27 Jan: "The Thames Valley Health Authority (TVHA) 'eligibility criteria', intended to be introduced on 1st February 2003, are catastrophically unlawful and in open defiance of the Court of Appeal." and... "The TVHA criteria are so monumentally unlawful that I am looking into the possibility that officers who adopt or implement them are personally liable for 'misfeasance in public office'".
For details of Derek's report, see TVHA Criteria "Catastrophically Unlawful"

Also: "Whoever drafted the letters for the Ministers should be sacked"

For a fuller list of news items from Derek, please click here

You may email Derek Cole on derekc@nhscare.info

DANGER - No Win No Fee Claims

Radio 4 broadcast a warning showing that in 'No win, no fee' cases if you do 'win' the costs you cannot reclaim from the other side may well exceed the amount you get.

Your solicitors are likely to spend money like water to make sure you 'win' so that they get paid but, because you 'won', the insurance doesn't pay your own losses.

Although it was not a 'no win, no fee case, Habib Bank Ltd v Ahmed and others (2004) EWCAciv 805) 24th June, 2004 reduced the costs payable by the loser from 54487.50 to 26195.

Lord Justice Sedley said 'Almost 58 hours' work had been claimed ......in the court's view not more than 8 hours had been necessary. .....two solicitors had not attended the hearing .... the second person ....a trainee. Had the bill gone through on the nod, as frequently happened, ....would have been paid by the interveners (losers) for the attendance of a solicitor who had not been there. ...... no need for a partner to attend ...... fees ....of an assistant solicitor would be allowed.

....not one which necessitated two Counsel........issues and evidence well within the grasp of a competent junior. Junior counsel's fees would be allowed, but not those of leading counsel.'

Although this kind of case is not usually quotable as a precedent, the Court directed that it could be cited.

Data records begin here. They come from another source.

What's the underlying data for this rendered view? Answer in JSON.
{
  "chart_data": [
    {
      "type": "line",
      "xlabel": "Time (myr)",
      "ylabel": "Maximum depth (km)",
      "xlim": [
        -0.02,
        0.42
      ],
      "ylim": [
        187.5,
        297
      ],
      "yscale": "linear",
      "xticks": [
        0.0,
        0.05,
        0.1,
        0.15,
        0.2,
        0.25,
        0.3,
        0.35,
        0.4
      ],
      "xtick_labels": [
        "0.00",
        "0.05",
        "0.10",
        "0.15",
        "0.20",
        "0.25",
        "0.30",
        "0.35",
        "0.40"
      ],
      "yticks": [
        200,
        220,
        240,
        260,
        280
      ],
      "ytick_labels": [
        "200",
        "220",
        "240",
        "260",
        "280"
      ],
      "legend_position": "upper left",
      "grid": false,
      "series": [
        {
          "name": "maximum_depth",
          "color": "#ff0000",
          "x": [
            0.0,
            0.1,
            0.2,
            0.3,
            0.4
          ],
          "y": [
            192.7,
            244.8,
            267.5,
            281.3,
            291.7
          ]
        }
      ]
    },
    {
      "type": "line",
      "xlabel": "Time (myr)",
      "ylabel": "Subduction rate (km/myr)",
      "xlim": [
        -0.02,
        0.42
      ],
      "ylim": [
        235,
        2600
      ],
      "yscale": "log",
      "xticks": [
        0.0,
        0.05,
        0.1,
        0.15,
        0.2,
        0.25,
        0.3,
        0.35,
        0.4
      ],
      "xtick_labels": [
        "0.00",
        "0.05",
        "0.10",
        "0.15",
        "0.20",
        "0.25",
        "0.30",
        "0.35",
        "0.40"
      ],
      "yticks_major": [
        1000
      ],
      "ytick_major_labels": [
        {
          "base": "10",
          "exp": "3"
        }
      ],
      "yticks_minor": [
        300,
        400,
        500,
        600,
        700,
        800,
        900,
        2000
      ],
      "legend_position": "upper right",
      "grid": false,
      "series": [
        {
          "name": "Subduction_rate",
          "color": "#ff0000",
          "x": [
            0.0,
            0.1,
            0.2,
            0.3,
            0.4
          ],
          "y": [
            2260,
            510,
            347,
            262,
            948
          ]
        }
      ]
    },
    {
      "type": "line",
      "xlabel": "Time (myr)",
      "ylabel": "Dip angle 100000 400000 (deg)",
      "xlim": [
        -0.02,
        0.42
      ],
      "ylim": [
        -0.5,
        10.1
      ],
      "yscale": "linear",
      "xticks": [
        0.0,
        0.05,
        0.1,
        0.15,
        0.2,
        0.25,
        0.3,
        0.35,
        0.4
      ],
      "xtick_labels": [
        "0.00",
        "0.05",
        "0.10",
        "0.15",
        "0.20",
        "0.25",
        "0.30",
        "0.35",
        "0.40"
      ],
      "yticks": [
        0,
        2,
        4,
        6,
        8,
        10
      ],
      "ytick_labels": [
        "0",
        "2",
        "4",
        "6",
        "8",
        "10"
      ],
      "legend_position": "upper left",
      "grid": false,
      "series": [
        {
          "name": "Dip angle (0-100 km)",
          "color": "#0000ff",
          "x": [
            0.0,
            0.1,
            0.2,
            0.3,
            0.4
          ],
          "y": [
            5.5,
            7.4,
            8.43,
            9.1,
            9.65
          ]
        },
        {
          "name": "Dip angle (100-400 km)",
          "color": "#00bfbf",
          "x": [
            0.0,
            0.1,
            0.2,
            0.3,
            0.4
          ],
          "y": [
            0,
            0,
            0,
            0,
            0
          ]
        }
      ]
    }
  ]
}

Anybody starting a 'no win, no fee' case should instruct their solicitors as follows.

'If we win partially or completely, in the event that costs not recoverable from the other party exceed the amount awarded, I cannot afford to meet any such excess and hereby do not accept liability for those excess costs over and above the amount awarded'.

If the solicitors refuse to accept such a limitation, that is a good sign not to proceed.